Sphingosine-1-phosphate (S1P), which acts as both the extracellular and intracellular messenger, exerts pleiotropic biological activities including regulation of formation of the vasculature, vascular barrier integrity, and lymphocyte trafficking. Many of these S1P actions are mediated by five members of the G protein-coupled S1P receptors (S1P1S1P5) with overlapping but distinct coupling to heterotrimeric G proteins. The biological activities of S1P are based largely on the cellular actions of S1P on migration, adhesion, and proliferation. Notably, S1P often exhibits receptor subtype-specific, bimodal effects in these cellular actions. For example, S1P1 mediates cell migration toward S1P, that is, chemotaxis, via Gi/Rac pathway whereas S1P2 mediates inhibition of migration toward a chemoattractant, that is, chemorepulsion, via G12/13/Rho pathway, which induces Rac inhibition. In addition, S1P1 mediates stimulation of cell proliferation through the Gi-mediated signaling pathways including phosphatidylinositol 3-kinase (PI3K)/Akt and ERK whereas S1P2 mediates inhibition of cell proliferation through mechanisms involving G12/13/Rho/Rho kinase/PTEN-dependent Akt inhibition.

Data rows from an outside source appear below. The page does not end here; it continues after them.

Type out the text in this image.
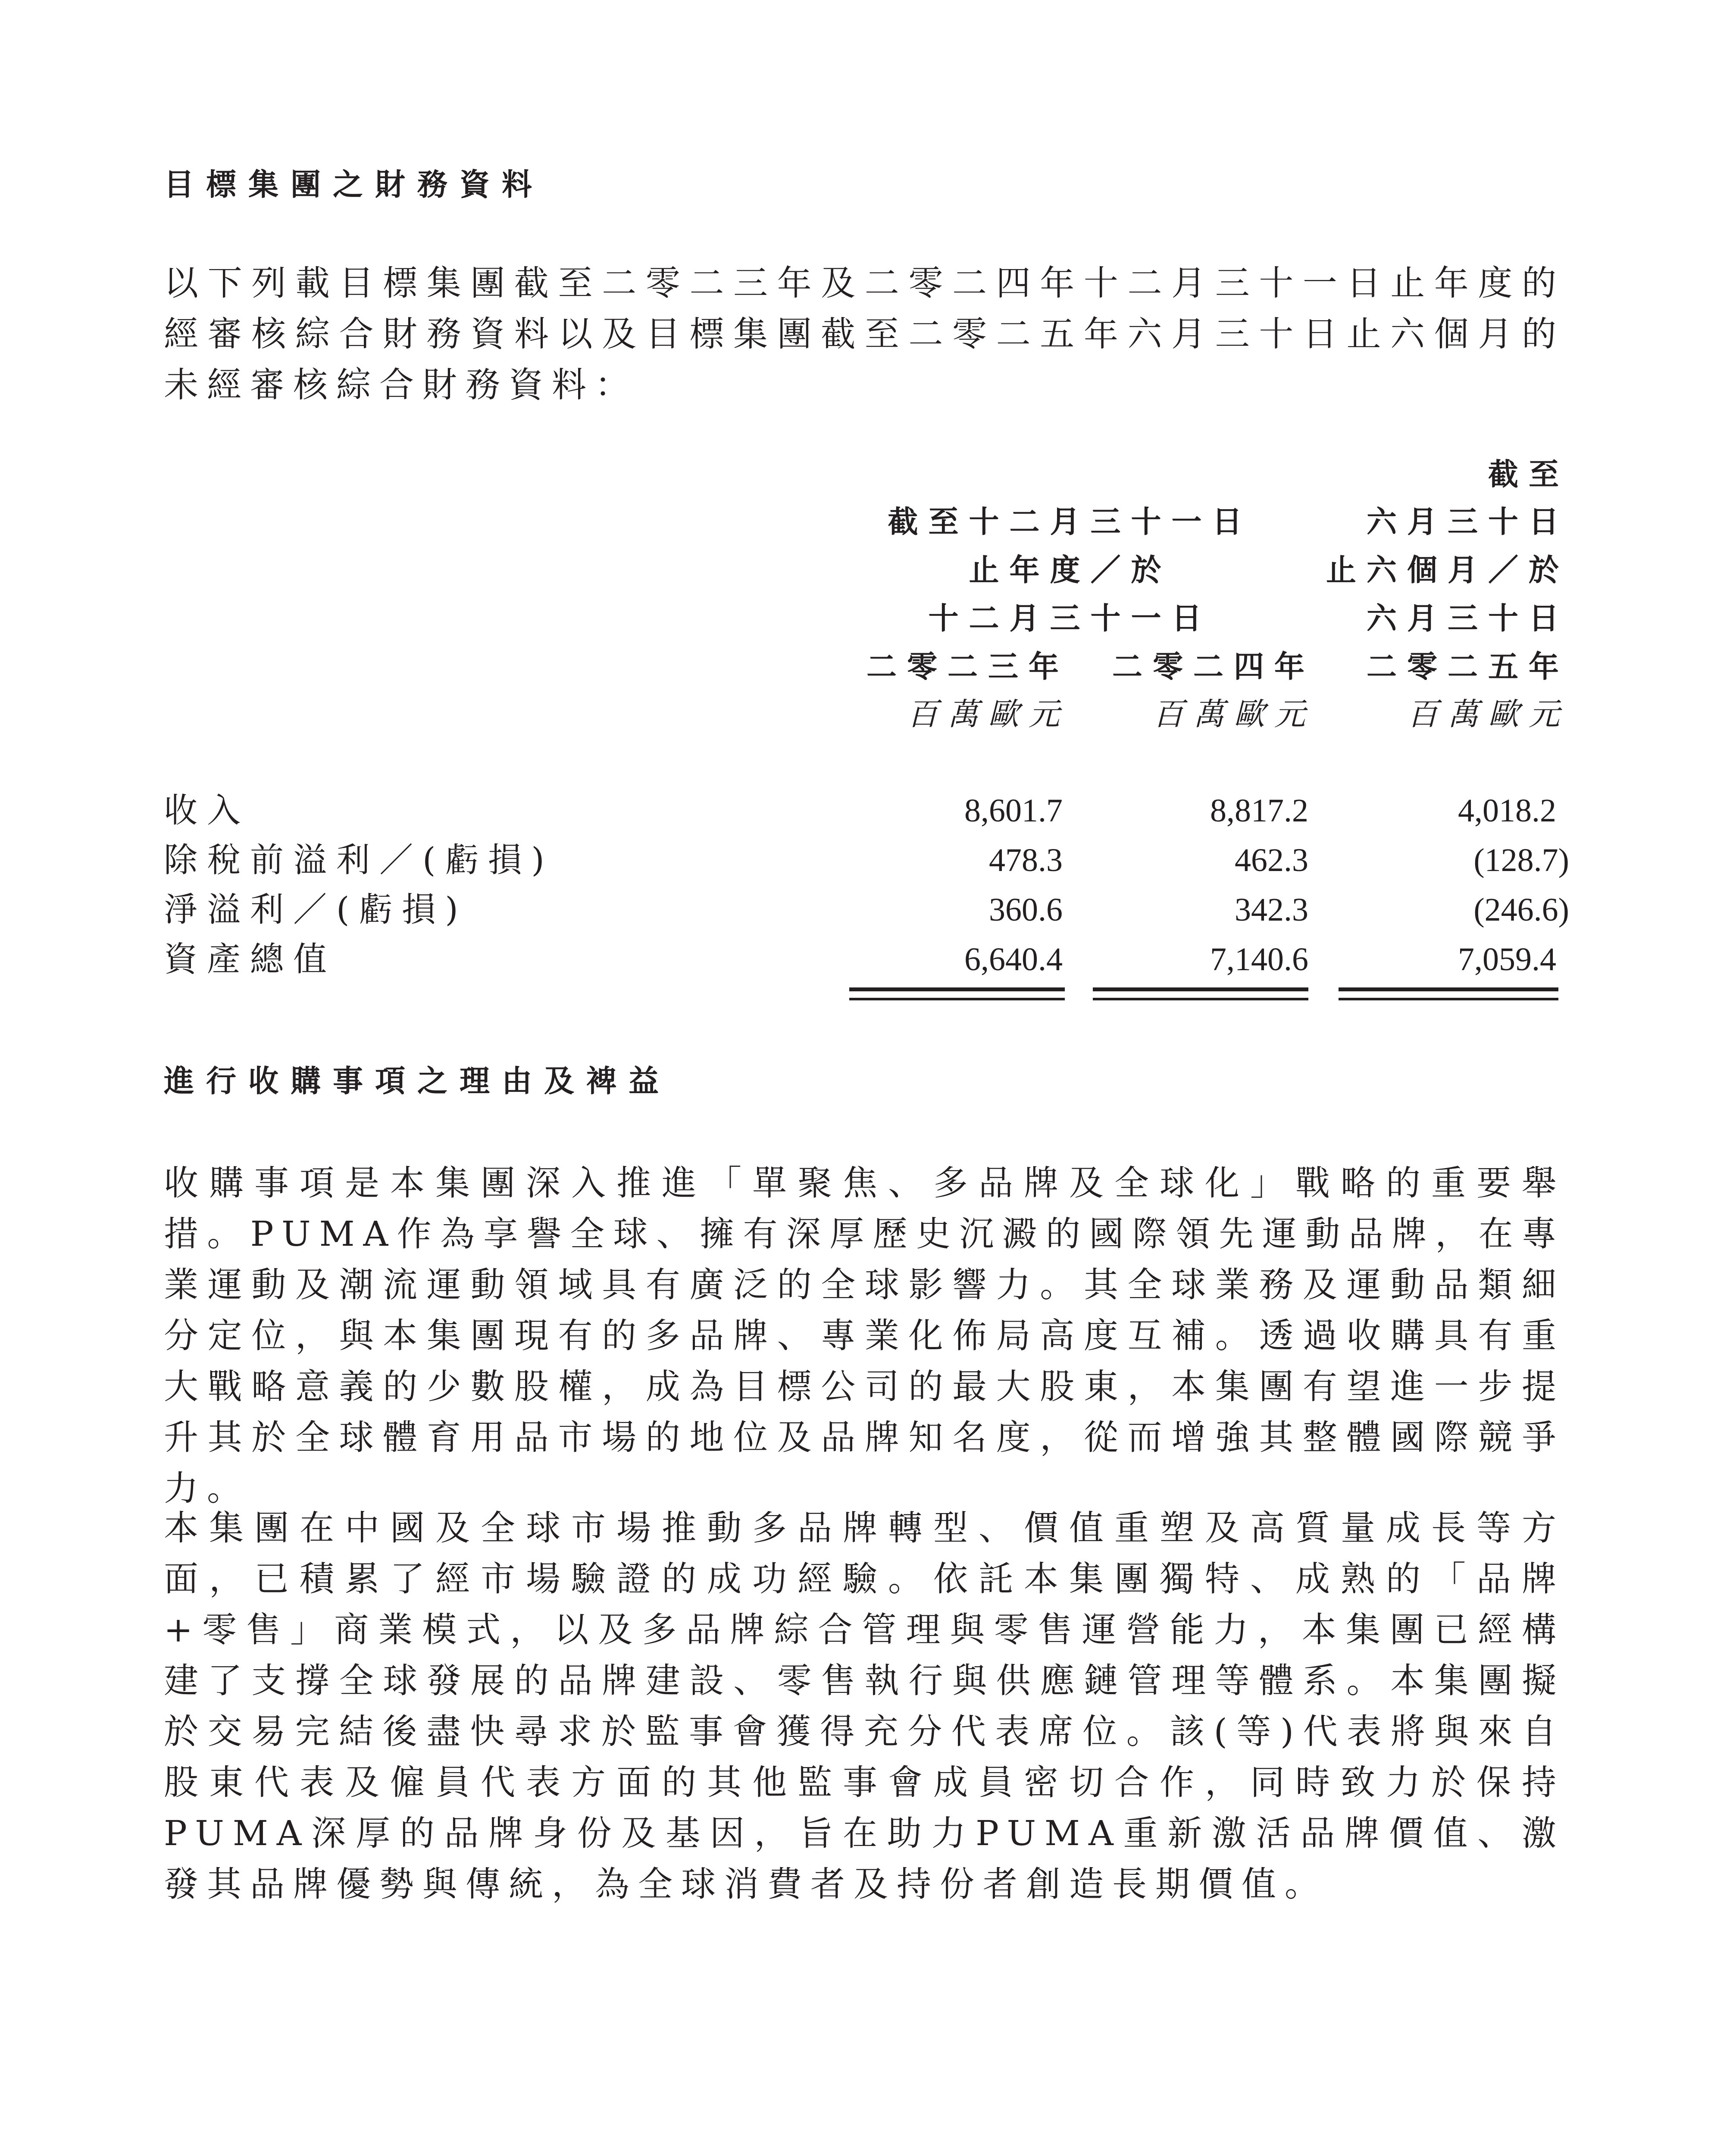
目標集團之財務資料
以下列載目標集團截至二零二三年及二零二四年十二月三十一日止年度的經審核綜合財務資料以及目標集團截至二零二五年六月三十日止六個月的未經審核綜合財務資料：
截至十二月三十一日
止年度／於
十二月三十一日
截至
六月三十日
止六個月／於
六月三十日
二零二三年	二零二四年	二零二五年
百萬歐元	百萬歐元	百萬歐元
收入	8,601.7	8,817.2	4,018.2
除稅前溢利／(虧損)	478.3	462.3	(128.7)
淨溢利／(虧損)	360.6	342.3	(246.6)
資產總值	6,640.4	7,140.6	7,059.4
進行收購事項之理由及裨益
收購事項是本集團深入推進「單聚焦、多品牌及全球化」戰略的重要舉措。PUMA作為享譽全球、擁有深厚歷史沉澱的國際領先運動品牌，在專業運動及潮流運動領域具有廣泛的全球影響力。其全球業務及運動品類細分定位，與本集團現有的多品牌、專業化佈局高度互補。透過收購具有重大戰略意義的少數股權，成為目標公司的最大股東，本集團有望進一步提升其於全球體育用品市場的地位及品牌知名度，從而增強其整體國際競爭力。
本集團在中國及全球市場推動多品牌轉型、價值重塑及高質量成長等方面，已積累了經市場驗證的成功經驗。依託本集團獨特、成熟的「品牌+零售」商業模式，以及多品牌綜合管理與零售運營能力，本集團已經構建了支撐全球發展的品牌建設、零售執行與供應鏈管理等體系。本集團擬於交易完結後盡快尋求於監事會獲得充分代表席位。該(等)代表將與來自股東代表及僱員代表方面的其他監事會成員密切合作，同時致力於保持PUMA深厚的品牌身份及基因，旨在助力PUMA重新激活品牌價值、激發其品牌優勢與傳統，為全球消費者及持份者創造長期價值。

These differential effects of S1P receptor subtypes on migration and proliferation lead to bimodal regulation of various biological responses. An observed biological response is likely determined by an integrated outcome of the counteracting signals input by S1P receptor subtypes. More recent studies identified the new intracellular targets of S1P including the inflammatory signaling molecule TRAF2 and histone deacetylases HDAC1 and HDAC2. These interactions of S1P regulate NF-?B activity and gene expression, respectively. Development of S1P receptor agonists and antagonists with improved receptor subtype-selectivity, inhibitors, or modulators of sphingolipid-metabolizing enzymes, and their optimal drug delivery system provide novel therapeutic tactics. (c) 2012 International Union of Biochemistry and Molecular Biology, Inc.